ここでは、小児科医として私が実際に読み込み、現場と教育の両方で「これぞ」と思った本たちを紹介します。
1. 『新生児学入門 第6版』医学書院
定価:6,380円(税込)
難解本レベル:★★★☆☆(3)
書評
あなたの国語力と生理学の知識が十分にあるなら、迷わずこれを読んでください。
逆に言えば、読んでみて「理解できた」と思ったら、このnote記事はもう必要ありません。
本気でNICUで働くつもりのない人には、正直おすすめしません。
それくらい、真剣に新生児医療に関わる人向けの1冊です。
2. 『1週間で学ぶ新生児学 第4版』メジカルビュー社
定価:3,080円(税込)
神本レベル:★★★★★(5)
書評
まず、最新版は高い。メルカリで初版を探してください。
なぜなら、改訂を重ねるごとに“必要ない情報”が追加され、コンセプトの純粋さがスポイルされてしまったからです。
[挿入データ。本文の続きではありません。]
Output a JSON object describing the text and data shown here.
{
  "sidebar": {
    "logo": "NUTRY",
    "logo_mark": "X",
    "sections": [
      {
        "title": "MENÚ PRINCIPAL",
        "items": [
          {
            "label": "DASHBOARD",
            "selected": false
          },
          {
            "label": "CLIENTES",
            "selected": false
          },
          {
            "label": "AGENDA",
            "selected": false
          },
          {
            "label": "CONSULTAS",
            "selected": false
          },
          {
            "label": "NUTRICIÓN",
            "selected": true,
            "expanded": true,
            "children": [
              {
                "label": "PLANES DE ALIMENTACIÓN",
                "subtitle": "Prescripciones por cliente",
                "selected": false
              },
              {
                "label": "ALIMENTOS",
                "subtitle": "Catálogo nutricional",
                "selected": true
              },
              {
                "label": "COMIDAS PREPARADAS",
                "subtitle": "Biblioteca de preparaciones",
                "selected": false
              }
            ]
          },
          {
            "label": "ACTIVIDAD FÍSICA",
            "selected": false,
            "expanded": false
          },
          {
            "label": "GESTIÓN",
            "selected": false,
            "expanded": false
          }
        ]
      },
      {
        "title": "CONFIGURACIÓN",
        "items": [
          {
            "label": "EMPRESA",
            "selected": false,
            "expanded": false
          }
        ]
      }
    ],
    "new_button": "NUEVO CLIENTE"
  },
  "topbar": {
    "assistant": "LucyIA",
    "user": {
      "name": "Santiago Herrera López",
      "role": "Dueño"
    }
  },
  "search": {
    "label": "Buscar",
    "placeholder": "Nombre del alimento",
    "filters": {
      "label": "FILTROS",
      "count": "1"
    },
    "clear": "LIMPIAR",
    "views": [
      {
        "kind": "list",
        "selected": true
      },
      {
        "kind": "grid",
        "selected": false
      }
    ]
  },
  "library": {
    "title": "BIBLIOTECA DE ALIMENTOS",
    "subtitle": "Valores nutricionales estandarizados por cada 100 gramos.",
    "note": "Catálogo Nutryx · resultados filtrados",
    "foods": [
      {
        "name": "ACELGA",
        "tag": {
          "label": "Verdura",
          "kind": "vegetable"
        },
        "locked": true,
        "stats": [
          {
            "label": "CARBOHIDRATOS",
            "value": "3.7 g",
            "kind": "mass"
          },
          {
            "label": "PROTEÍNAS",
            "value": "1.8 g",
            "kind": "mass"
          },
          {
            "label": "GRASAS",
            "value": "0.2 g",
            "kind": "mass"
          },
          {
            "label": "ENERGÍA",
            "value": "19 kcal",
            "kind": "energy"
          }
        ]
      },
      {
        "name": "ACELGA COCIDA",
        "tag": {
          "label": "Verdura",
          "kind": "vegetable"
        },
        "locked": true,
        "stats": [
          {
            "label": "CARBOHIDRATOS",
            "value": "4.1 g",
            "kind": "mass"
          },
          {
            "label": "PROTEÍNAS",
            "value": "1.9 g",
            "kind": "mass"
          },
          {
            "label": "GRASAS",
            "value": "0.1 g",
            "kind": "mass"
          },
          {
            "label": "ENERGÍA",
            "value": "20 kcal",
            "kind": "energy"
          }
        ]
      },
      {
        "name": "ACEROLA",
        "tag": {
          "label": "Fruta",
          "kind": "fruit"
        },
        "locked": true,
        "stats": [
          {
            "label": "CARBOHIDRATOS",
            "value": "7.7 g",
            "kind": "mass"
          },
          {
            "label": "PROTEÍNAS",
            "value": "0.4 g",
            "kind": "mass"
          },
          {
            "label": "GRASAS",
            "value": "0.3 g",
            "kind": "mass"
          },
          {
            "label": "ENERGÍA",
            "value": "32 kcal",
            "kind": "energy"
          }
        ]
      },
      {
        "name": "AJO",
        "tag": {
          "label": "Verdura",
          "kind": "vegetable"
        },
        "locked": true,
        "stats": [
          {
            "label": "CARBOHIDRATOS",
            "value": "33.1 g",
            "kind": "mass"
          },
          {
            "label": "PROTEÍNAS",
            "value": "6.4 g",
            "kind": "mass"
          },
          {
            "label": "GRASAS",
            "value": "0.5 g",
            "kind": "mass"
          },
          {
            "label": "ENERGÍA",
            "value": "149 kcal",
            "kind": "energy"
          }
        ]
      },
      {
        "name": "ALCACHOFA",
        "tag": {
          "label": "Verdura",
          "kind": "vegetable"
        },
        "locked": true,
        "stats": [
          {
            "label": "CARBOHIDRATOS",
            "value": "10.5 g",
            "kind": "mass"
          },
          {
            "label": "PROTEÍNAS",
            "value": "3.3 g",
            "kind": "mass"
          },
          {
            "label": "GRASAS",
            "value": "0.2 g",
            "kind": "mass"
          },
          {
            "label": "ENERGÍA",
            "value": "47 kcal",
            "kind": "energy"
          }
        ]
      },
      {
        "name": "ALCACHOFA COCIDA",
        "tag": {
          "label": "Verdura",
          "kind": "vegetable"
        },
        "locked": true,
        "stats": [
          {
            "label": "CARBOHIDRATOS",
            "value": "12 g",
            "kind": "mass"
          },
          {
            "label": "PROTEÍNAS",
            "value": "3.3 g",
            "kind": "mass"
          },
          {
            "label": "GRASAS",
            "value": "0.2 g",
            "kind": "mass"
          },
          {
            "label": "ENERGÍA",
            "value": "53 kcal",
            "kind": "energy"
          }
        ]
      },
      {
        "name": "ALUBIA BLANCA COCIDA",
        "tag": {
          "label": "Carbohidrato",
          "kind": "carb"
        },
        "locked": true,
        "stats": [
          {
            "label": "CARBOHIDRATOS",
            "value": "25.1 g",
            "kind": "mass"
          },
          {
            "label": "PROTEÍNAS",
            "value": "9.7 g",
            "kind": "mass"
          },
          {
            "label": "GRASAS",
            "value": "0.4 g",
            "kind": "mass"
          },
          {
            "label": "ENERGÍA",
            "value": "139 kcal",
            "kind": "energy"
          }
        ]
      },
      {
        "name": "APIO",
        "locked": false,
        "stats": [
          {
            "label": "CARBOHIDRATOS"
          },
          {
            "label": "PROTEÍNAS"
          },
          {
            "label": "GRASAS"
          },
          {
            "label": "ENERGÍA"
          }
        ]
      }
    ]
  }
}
この本は「1日目=出生」「2日目=呼吸」「3日目=黄疸」……というように、赤ちゃんが生まれてからNICUで直面する“順番”に沿って解説してくれる稀有な構成。
はっきり言って、新生児の入門書としては神レベル。
noteの記事を読む前に、これだけは読んどけ。
まさに新生児DT向けの1冊。
3. 『AHA/AAP 新生児蘇生ハンドブック』
入手困難・定価不明
マニアック本レベル:★★★☆☆(3)
🖋 書評
**新生児蘇生法(NCPR)にハマった人向けの“原典”です。
学問的な背景や根拠をしっかり押さえたい人にはおすすめ。
私はかつてインストラクター資格を有していましたが、この本は今でも愛読書の一つです。
現場で「なぜこうするのか」を理解したい方はぜひ。
4. 『病気がみえる vol.10 産科編』メディックメディア
定価:3,850円(税込)
神本レベル:★★★☆☆(3)
🖋 書評
「病みえシリーズ」の中でも、この産科編の“すみっこ”に載っている新生児の章は神本と言える。
コンパクトにまとまっていて、試験前の復習には非常に便利です。
ただし、あくまで試験用・確認用。初学者が1から学ぶには説明が足りませんので、サブ資料として使うのがベスト。
🎓 まとめ
新生児学入門
ガチ教科書 NICU勤務者向け
難解★★★
1週間で学ぶ新生児学
ストーリー型入門書初学者 国家試験受験生向け
神本★★★★★
新生児蘇生ハンドブック
理論派の愛読書
蘇生に関心ある医療者向け
マニア★★★
病気がみえる(産科)
コンパクト補助資料
国家試験直前のまとめ用
神本★★★
最後に
ここにあげた以外の本は読んだことがないのでなんとも言えません。
機会があれば、書評を書きたいと思います。
助産師国家試験を控えたあなたも、NICUに突然放り込まれて焦っているあなたも、新生児を理解するには“表層の知識”だけでは太刀打ちできません。
ぜひ、これらの本を片手に、少しずつ「新生児の世界」に近づいてみてください。